If ever a guy needed a friend, a consoling voice in the midst of this wilderness of boos and humiliation, this was the time. One can only imagine what went through A-Rod's mind as he exited the Stadium with his wife, Cynthia, and spotted, of all people, Lou Piniella, his first manager in the big leagues with the Seattle Mariners. As he told Yankees' WCBS radio broadcaster Suzyn Waldman in the euphoric aftermath of yesterday's 12th-inning walk-off homer against the Braves, it was like seeing "an angel from the sky."

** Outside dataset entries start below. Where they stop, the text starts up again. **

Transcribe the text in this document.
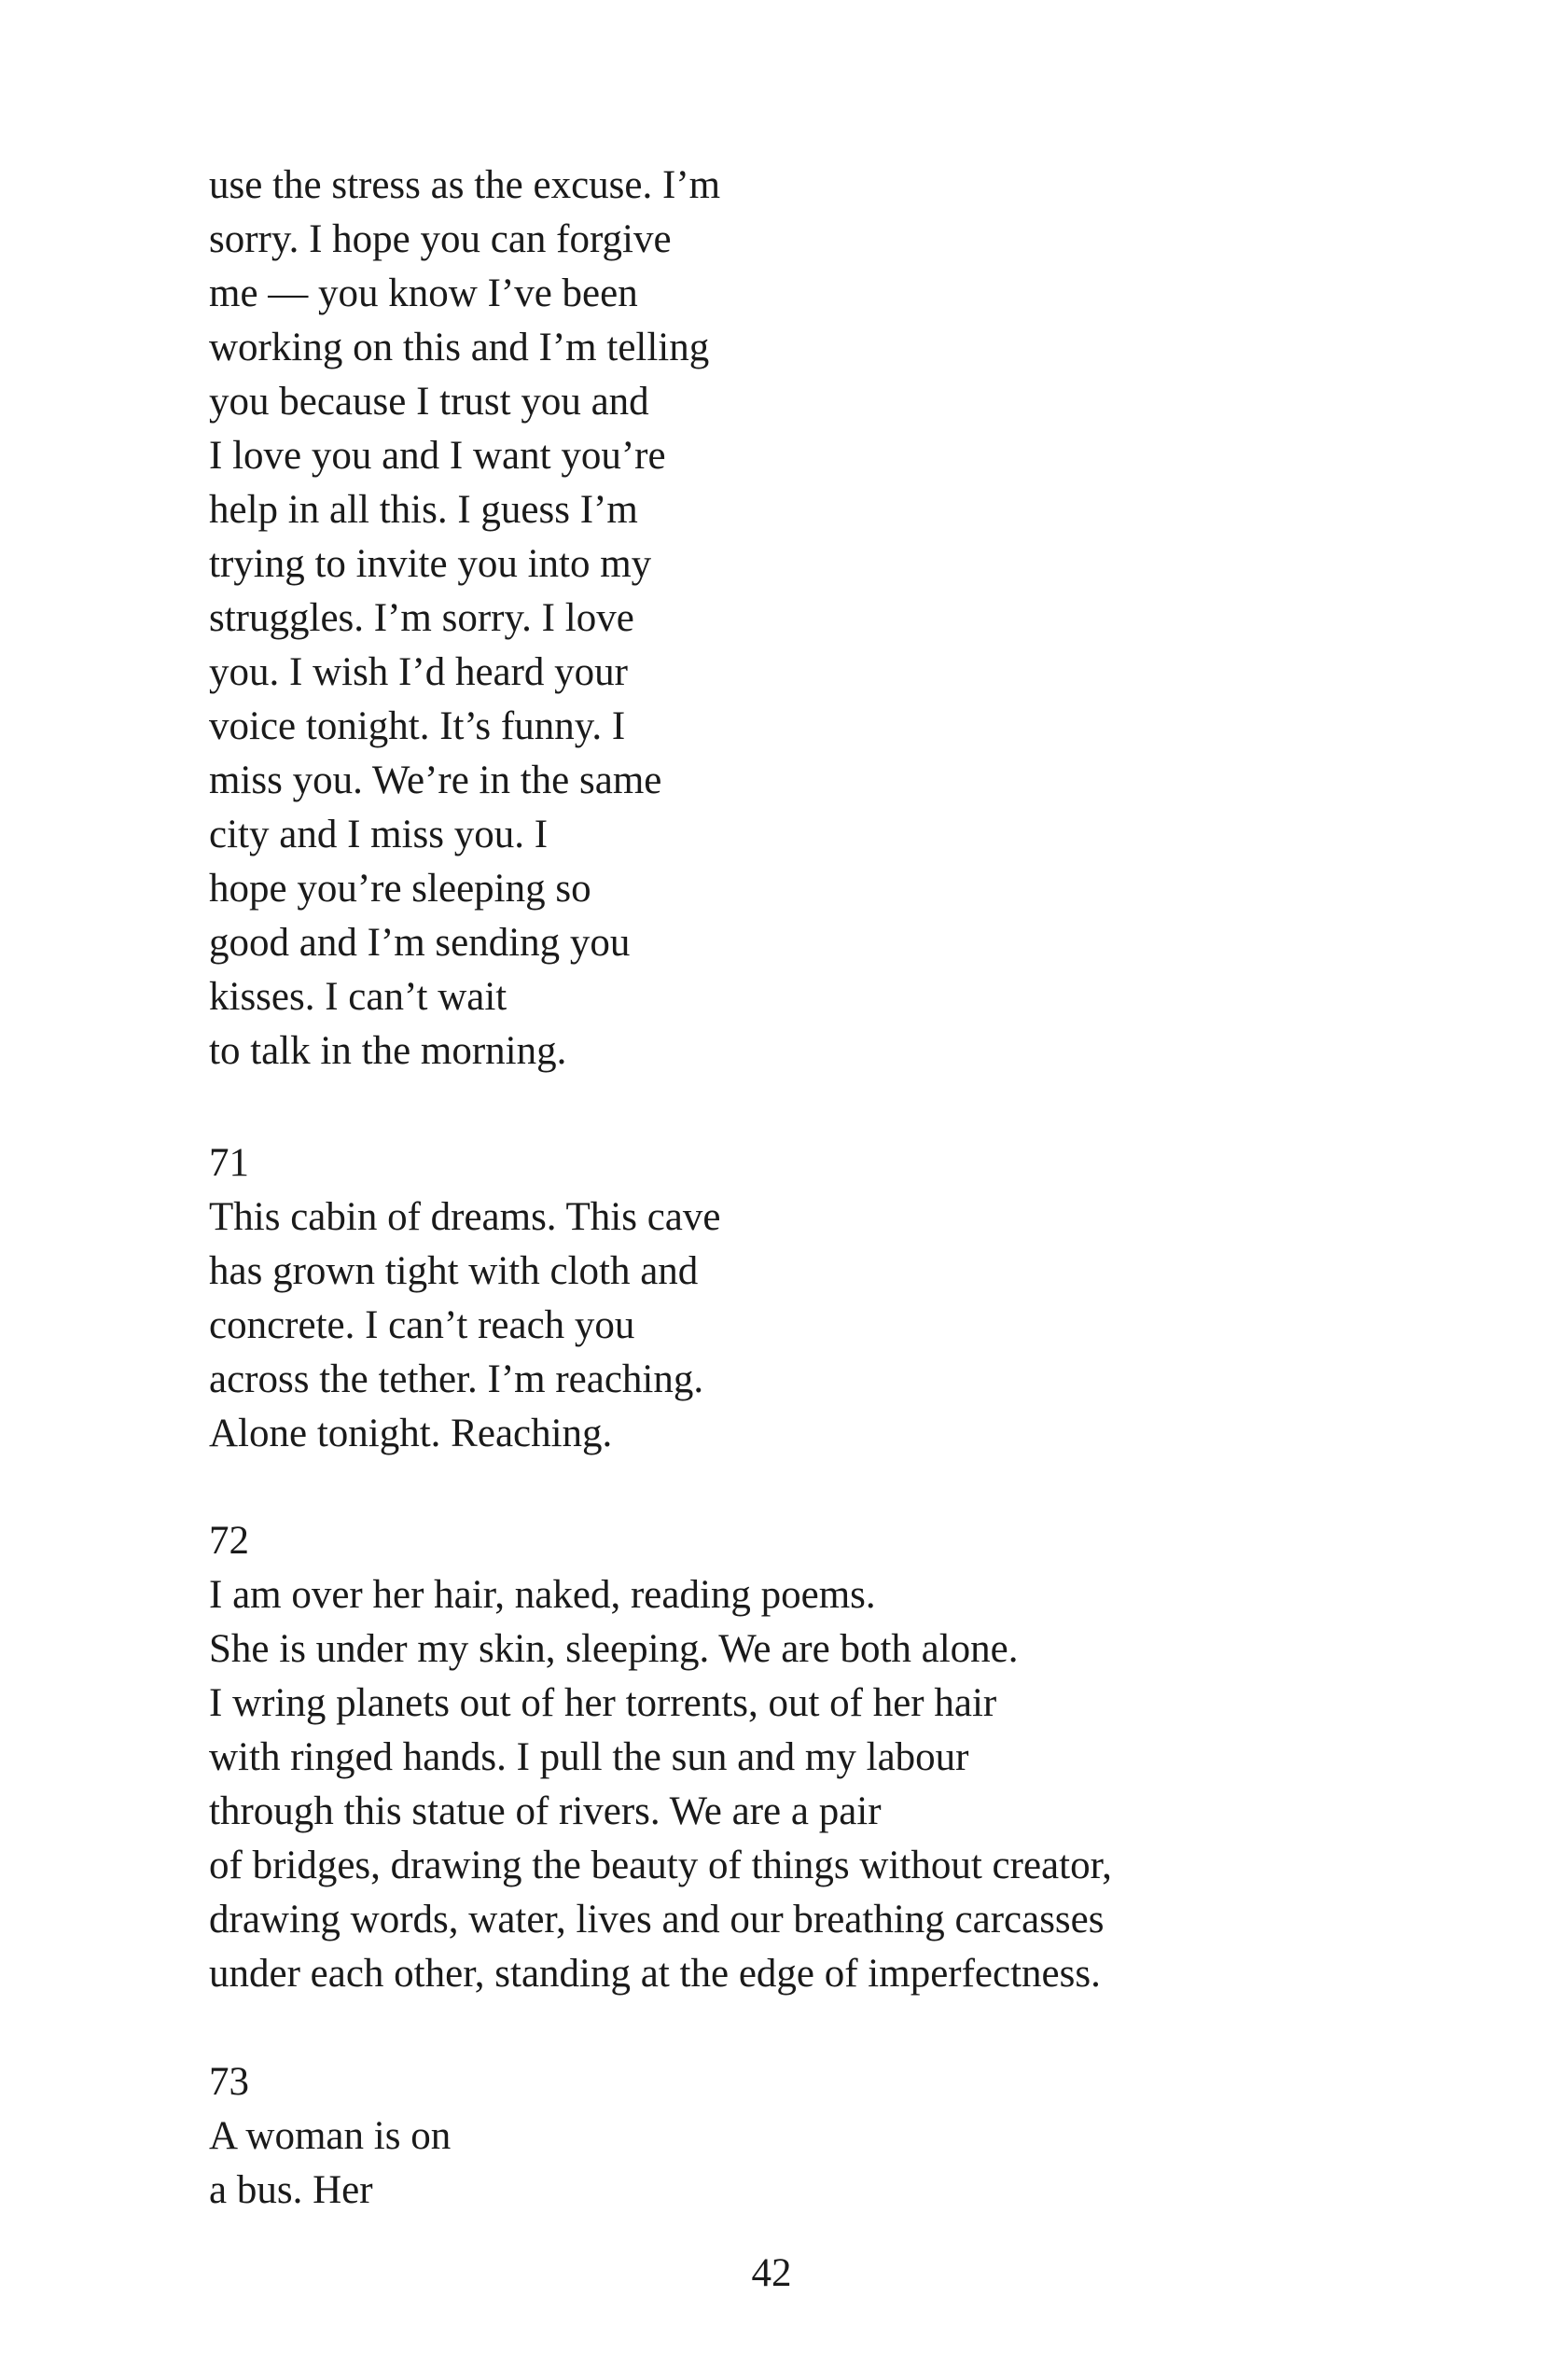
use the stress as the excuse. I’m
sorry. I hope you can forgive
me — you know I’ve been
working on this and I’m telling
you because I trust you and
I love you and I want you’re
help in all this. I guess I’m
trying to invite you into my
struggles. I’m sorry. I love
you. I wish I’d heard your
voice tonight. It’s funny. I
miss you. We’re in the same
city and I miss you. I
hope you’re sleeping so
good and I’m sending you
kisses. I can’t wait
to talk in the morning.
71
This cabin of dreams. This cave
has grown tight with cloth and
concrete. I can’t reach you
across the tether. I’m reaching.
Alone tonight. Reaching.
72
I am over her hair, naked, reading poems.
She is under my skin, sleeping. We are both alone.
I wring planets out of her torrents, out of her hair
with ringed hands. I pull the sun and my labour
through this statue of rivers. We are a pair
of bridges, drawing the beauty of things without creator,
drawing words, water, lives and our breathing carcasses
under each other, standing at the edge of imperfectness.
73
A woman is on
a bus. Her
42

According to Piniella, who happened to be at the Stadium Tuesday night to do promotional work as a guest in one of the suites, the meeting with A-Rod was entirely coincidental - although it quickly evolved into an intense hour-and-a-half mind-clearing session on hitting and self-confidence back at Rodriguez's Park Ave. condo.

"I was leaving the park myself when Cynthia came up to me and said Alex would really like to see me," Piniella said yesterday. "I've felt terrible for him, seeing what he's been going through. You have to remember, he was our 'baby' in Seattle. I watched him grow up in the big leagues. I've always felt very close to him and I'm very proud of all he's accomplished and if there was anything I could do to help him, I would."